Scaled-down Victory Day Parade in Moscow attracts thin crowds

Scaled-down Victory Day Parade in Moscow attracts thin crowds
Moscow celebrated one of the smallest and low-key May 9 Victory Day celebrations in years amid heightened security concerns. / bne IntelliNews
By bne IntelliNews May 10, 2023

A scaled-down Victory Day military parade on Moscow’s Red Square and through the capital’s central streets attracted thin crowds as fewer people came to watch the annual May 9 celebrations than in recent years.

This year's parade took place amidst Russia's efforts to draw a connection between its triumph over Germany in 1945 and the ongoing war in Ukraine, with Russian President Vladimir Putin constantly attempting to portray Kyiv as the new bastion of Nazism.

The annual parade commemorating the Soviet Union's victory over Nazi Germany in World War II typically showcases Russia's military prowess. However, due to the ongoing deployment of Russian forces in Ukraine, the 2023 parade was significantly smaller than in previous years. The parade featured just one tank, a Soviet T-34 from World War II, alongside other military hardware such as Tigr-M armoured vehicles, BTR-82A armoured personnel carriers and an Iskander-M tactical missile system. Conspicuously absent from the display was the much-hyped T-14 Armata.

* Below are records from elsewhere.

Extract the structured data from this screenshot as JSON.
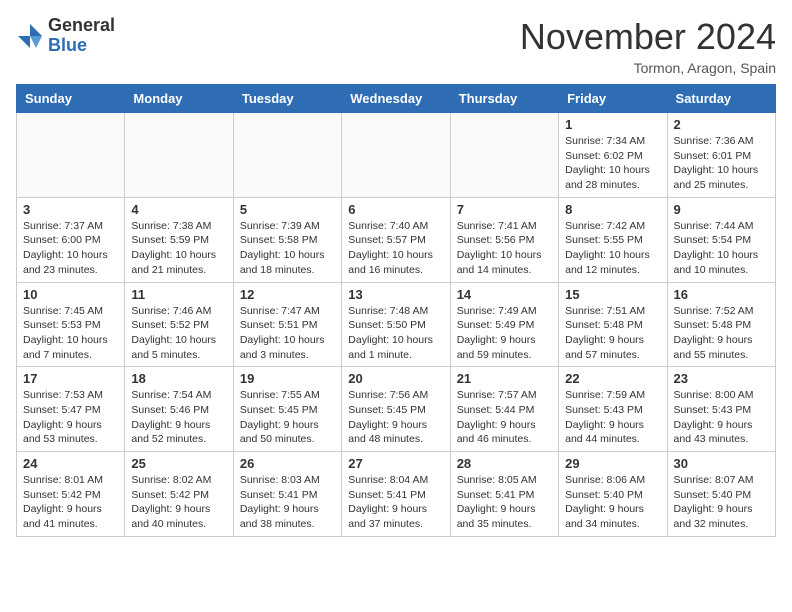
{
  "header": {
    "logo_general": "General",
    "logo_blue": "Blue",
    "month_year": "November 2024",
    "location": "Tormon, Aragon, Spain"
  },
  "weekdays": [
    "Sunday",
    "Monday",
    "Tuesday",
    "Wednesday",
    "Thursday",
    "Friday",
    "Saturday"
  ],
  "weeks": [
    [
      {
        "day": "",
        "detail": ""
      },
      {
        "day": "",
        "detail": ""
      },
      {
        "day": "",
        "detail": ""
      },
      {
        "day": "",
        "detail": ""
      },
      {
        "day": "",
        "detail": ""
      },
      {
        "day": "1",
        "detail": "Sunrise: 7:34 AM\nSunset: 6:02 PM\nDaylight: 10 hours and 28 minutes."
      },
      {
        "day": "2",
        "detail": "Sunrise: 7:36 AM\nSunset: 6:01 PM\nDaylight: 10 hours and 25 minutes."
      }
    ],
    [
      {
        "day": "3",
        "detail": "Sunrise: 7:37 AM\nSunset: 6:00 PM\nDaylight: 10 hours and 23 minutes."
      },
      {
        "day": "4",
        "detail": "Sunrise: 7:38 AM\nSunset: 5:59 PM\nDaylight: 10 hours and 21 minutes."
      },
      {
        "day": "5",
        "detail": "Sunrise: 7:39 AM\nSunset: 5:58 PM\nDaylight: 10 hours and 18 minutes."
      },
      {
        "day": "6",
        "detail": "Sunrise: 7:40 AM\nSunset: 5:57 PM\nDaylight: 10 hours and 16 minutes."
      },
      {
        "day": "7",
        "detail": "Sunrise: 7:41 AM\nSunset: 5:56 PM\nDaylight: 10 hours and 14 minutes."
      },
      {
        "day": "8",
        "detail": "Sunrise: 7:42 AM\nSunset: 5:55 PM\nDaylight: 10 hours and 12 minutes."
      },
      {
        "day": "9",
        "detail": "Sunrise: 7:44 AM\nSunset: 5:54 PM\nDaylight: 10 hours and 10 minutes."
      }
    ],
    [
      {
        "day": "10",
        "detail": "Sunrise: 7:45 AM\nSunset: 5:53 PM\nDaylight: 10 hours and 7 minutes."
      },
      {
        "day": "11",
        "detail": "Sunrise: 7:46 AM\nSunset: 5:52 PM\nDaylight: 10 hours and 5 minutes."
      },
      {
        "day": "12",
        "detail": "Sunrise: 7:47 AM\nSunset: 5:51 PM\nDaylight: 10 hours and 3 minutes."
      },
      {
        "day": "13",
        "detail": "Sunrise: 7:48 AM\nSunset: 5:50 PM\nDaylight: 10 hours and 1 minute."
      },
      {
        "day": "14",
        "detail": "Sunrise: 7:49 AM\nSunset: 5:49 PM\nDaylight: 9 hours and 59 minutes."
      },
      {
        "day": "15",
        "detail": "Sunrise: 7:51 AM\nSunset: 5:48 PM\nDaylight: 9 hours and 57 minutes."
      },
      {
        "day": "16",
        "detail": "Sunrise: 7:52 AM\nSunset: 5:48 PM\nDaylight: 9 hours and 55 minutes."
      }
    ],
    [
      {
        "day": "17",
        "detail": "Sunrise: 7:53 AM\nSunset: 5:47 PM\nDaylight: 9 hours and 53 minutes."
      },
      {
        "day": "18",
        "detail": "Sunrise: 7:54 AM\nSunset: 5:46 PM\nDaylight: 9 hours and 52 minutes."
      },
      {
        "day": "19",
        "detail": "Sunrise: 7:55 AM\nSunset: 5:45 PM\nDaylight: 9 hours and 50 minutes."
      },
      {
        "day": "20",
        "detail": "Sunrise: 7:56 AM\nSunset: 5:45 PM\nDaylight: 9 hours and 48 minutes."
      },
      {
        "day": "21",
        "detail": "Sunrise: 7:57 AM\nSunset: 5:44 PM\nDaylight: 9 hours and 46 minutes."
      },
      {
        "day": "22",
        "detail": "Sunrise: 7:59 AM\nSunset: 5:43 PM\nDaylight: 9 hours and 44 minutes."
      },
      {
        "day": "23",
        "detail": "Sunrise: 8:00 AM\nSunset: 5:43 PM\nDaylight: 9 hours and 43 minutes."
      }
    ],
    [
      {
        "day": "24",
        "detail": "Sunrise: 8:01 AM\nSunset: 5:42 PM\nDaylight: 9 hours and 41 minutes."
      },
      {
        "day": "25",
        "detail": "Sunrise: 8:02 AM\nSunset: 5:42 PM\nDaylight: 9 hours and 40 minutes."
      },
      {
        "day": "26",
        "detail": "Sunrise: 8:03 AM\nSunset: 5:41 PM\nDaylight: 9 hours and 38 minutes."
      },
      {
        "day": "27",
        "detail": "Sunrise: 8:04 AM\nSunset: 5:41 PM\nDaylight: 9 hours and 37 minutes."
      },
      {
        "day": "28",
        "detail": "Sunrise: 8:05 AM\nSunset: 5:41 PM\nDaylight: 9 hours and 35 minutes."
      },
      {
        "day": "29",
        "detail": "Sunrise: 8:06 AM\nSunset: 5:40 PM\nDaylight: 9 hours and 34 minutes."
      },
      {
        "day": "30",
        "detail": "Sunrise: 8:07 AM\nSunset: 5:40 PM\nDaylight: 9 hours and 32 minutes."
      }
    ]
  ]
}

The customary fly-past over Red Square was cancelled, and no explanation was provided.

Outside of the capital, May 9 celebrations in many cities around the country were either completely cancelled or scaled back, including in the border cities of Belgorod, Kursk and Bryansk.

Despite being a celebration of the victory over Nazi Germany, the annual Victory Day parade is a post-Soviet phenomenon. The first parade was ordered by Soviet leader Joseph Stalin in 1945 and was held only three more times before the collapse of the Soviet Union, in 1965, 1985 and 1990. Annual Victory Day parades began in Russia in 1995 under President Boris Yeltsin. Under Putin's tenure, the parade has evolved into a showcase of the country's military might, designed to show off state-of-the-art warplanes, tanks and missiles.

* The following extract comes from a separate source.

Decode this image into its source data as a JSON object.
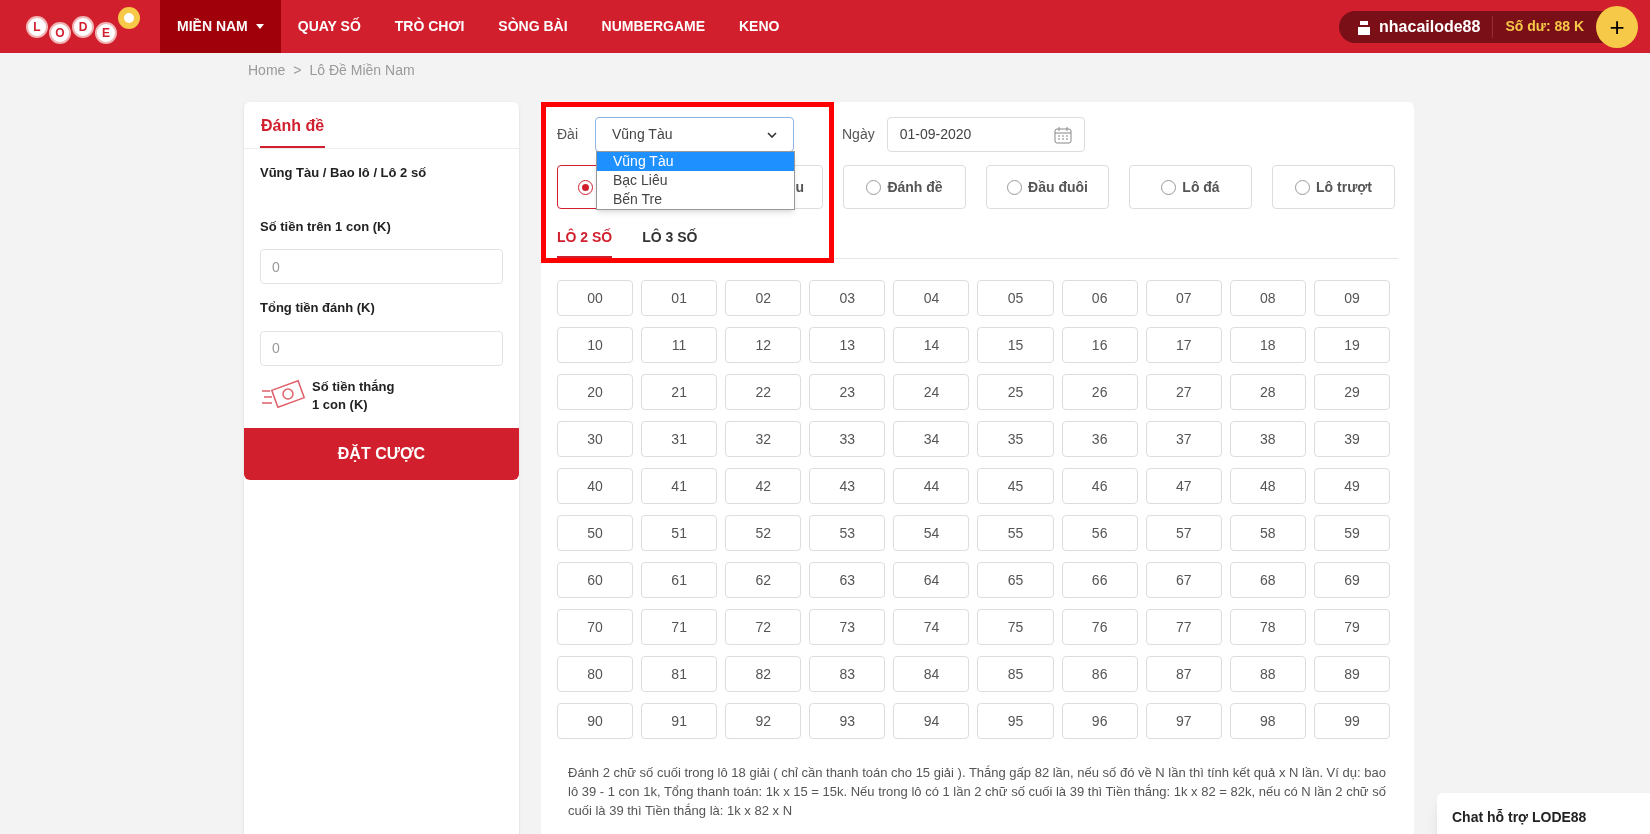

In many previous years Victory Day celebrations were attended by an array of world leaders, including a controversial appearance by former German Chancellor Angela Merkel. However, due to the international community's condemnation of Moscow following the invasion of Ukraine, the 2023 parade saw significantly reduced foreign representation, with only seven leaders attending, including President of Kazakhstan Kassym-Jomart Tokayev and Armenian Prime Minister Nikol Pashinyan.

As is tradition, Putin gave a short speech before the start of the parade. However, unlike in previous years, the congratulations of Soviet war veterans were brief, with the president instead eager to focus on the current “special military operation” in Ukraine. In an attempt to connect WWII to the ongoing conflict, Putin accused "certain countries" of creating "a real cult of the Nazis" and reiterated his claim that the "Russophobic" West is attempting to impose its will on Moscow.

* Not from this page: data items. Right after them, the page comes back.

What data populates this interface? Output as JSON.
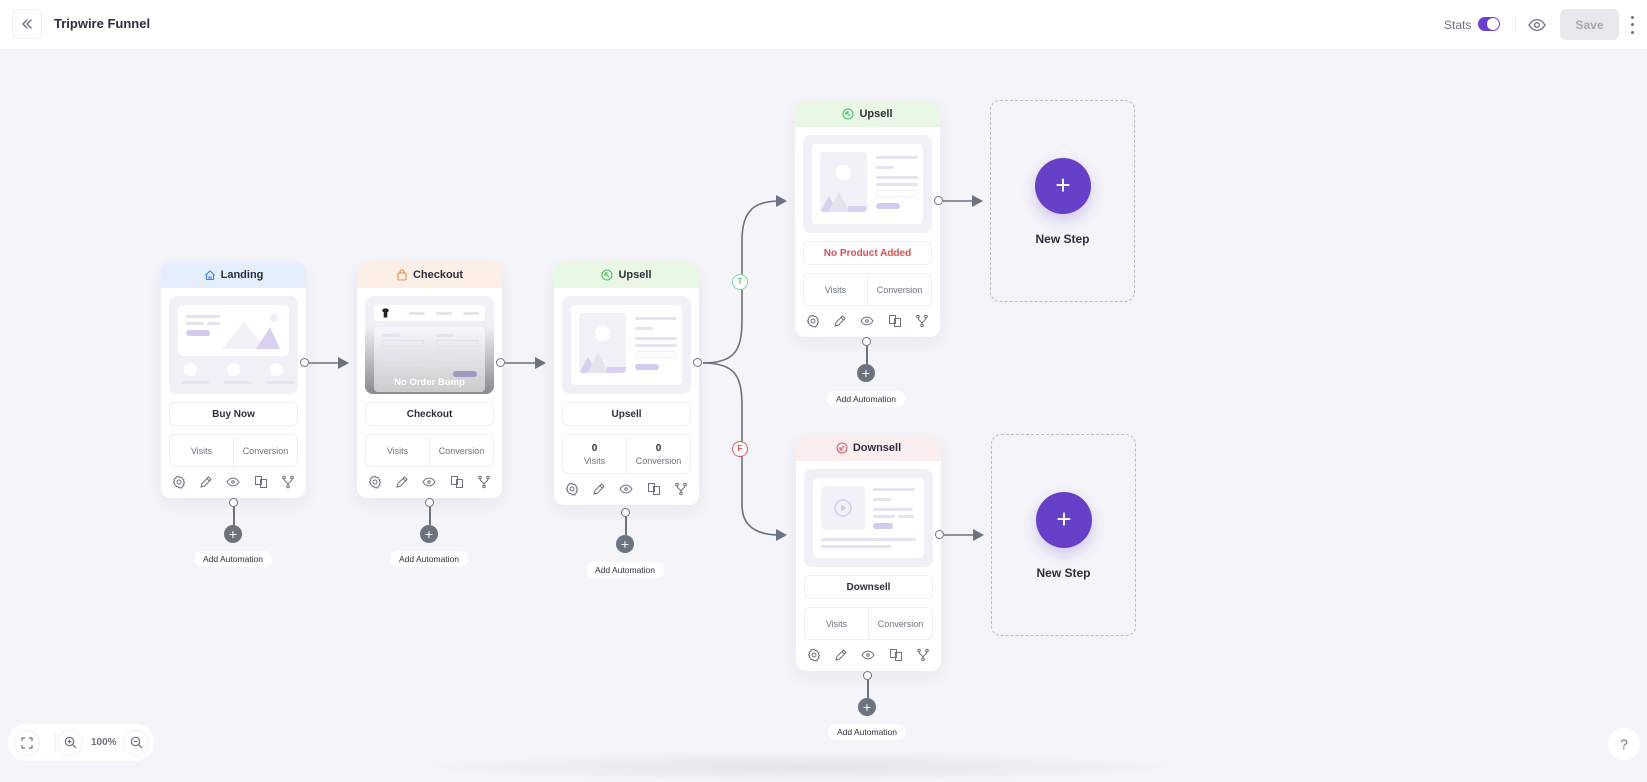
{
  "header": {
    "title": "Tripwire Funnel",
    "stats_label": "Stats",
    "stats_enabled": true,
    "save_label": "Save",
    "accent_color": "#6a3fd0"
  },
  "steps": [
    {
      "type": "Landing",
      "icon": "home-icon",
      "name": "Buy Now",
      "head_color": "#e5eefc",
      "visits": "",
      "conversion": "",
      "visits_label": "Visits",
      "conversion_label": "Conversion"
    },
    {
      "type": "Checkout",
      "icon": "shopping-bag-icon",
      "name": "Checkout",
      "overlay": "No Order Bump",
      "head_color": "#fcefe5",
      "visits": "",
      "conversion": "",
      "visits_label": "Visits",
      "conversion_label": "Conversion"
    },
    {
      "type": "Upsell",
      "icon": "upsell-arrow-icon",
      "name": "Upsell",
      "head_color": "#e9f7e5",
      "visits": "0",
      "conversion": "0",
      "visits_label": "Visits",
      "conversion_label": "Conversion"
    },
    {
      "type": "Upsell",
      "icon": "upsell-arrow-icon",
      "name": "No Product Added",
      "name_error": true,
      "head_color": "#e9f7e5",
      "visits": "",
      "conversion": "",
      "visits_label": "Visits",
      "conversion_label": "Conversion"
    },
    {
      "type": "Downsell",
      "icon": "downsell-arrow-icon",
      "name": "Downsell",
      "head_color": "#fbeeee",
      "visits": "",
      "conversion": "",
      "visits_label": "Visits",
      "conversion_label": "Conversion"
    }
  ],
  "branch": {
    "true_label": "T",
    "false_label": "F"
  },
  "automation": {
    "label": "Add Automation"
  },
  "new_step": {
    "label": "New Step"
  },
  "zoom": {
    "level": "100%"
  },
  "help": {
    "label": "?"
  }
}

“Today, our civilisation is at a crucial turning point. A real war is being waged against our country again but we have countered international terrorism and will defend the people of Donbas and safeguard our security,” he said.

“Their goal – and there is nothing new about it – is to break apart and destroy our country, to make null and void the outcomes of World War II, to completely break down the system of global security and international law, to choke off any sovereign centres of development.”

​​However, despite Putin’s enthusiasm, the slimmed-down military parade through the city was greeted with a smaller-than-normal attendance from Muscovites, many of whom were parents with children or pensioners.

The poor attendance can be attributed not only to the reduced level of celebrations but also to the long four-day holiday, with many locals likely to choose to spend a relaxing weekend at their dacha (summer house). Additionally, the risk of a possible attack, particularly after the drone incursion inside the Kremlin walls earlier in the month, may have deterred some people from attending.

The normally packed streets in the centre of the city, such as New Arbat and the Garden Ring, were much less busy compared to the pre-War editions of the parade. In some sections of the parade route, there were more police officers present than spectators.

"I live just two minutes away from the Garden Ring and come down to this spot every year," Anastasia (not her real name) told bne IntelliNews shortly after the parade finished. "I don't know much about the military, but it seems like there were fewer tanks this time."

Her young son, standing by her side, didn’t appear to be too bothered by the smaller parade, and grinned, still waving a Russian flag.

Further along the Garden Ring, towards Arbat Street, crowds gathered in Kudrinskaya Square. In years past, this part of the route was filled with multiple rows of people. However, this year, spots in the front row were readily available.

“I came alone this year,” Andrey Goncharov, a construction worker in his 50s, told bne IntelliNews. “My wife didn’t want to get up this morning, but I come every year. I served in the military myself, so I think it is very important to pay tribute to those who fought for us during the Great Patriotic War.”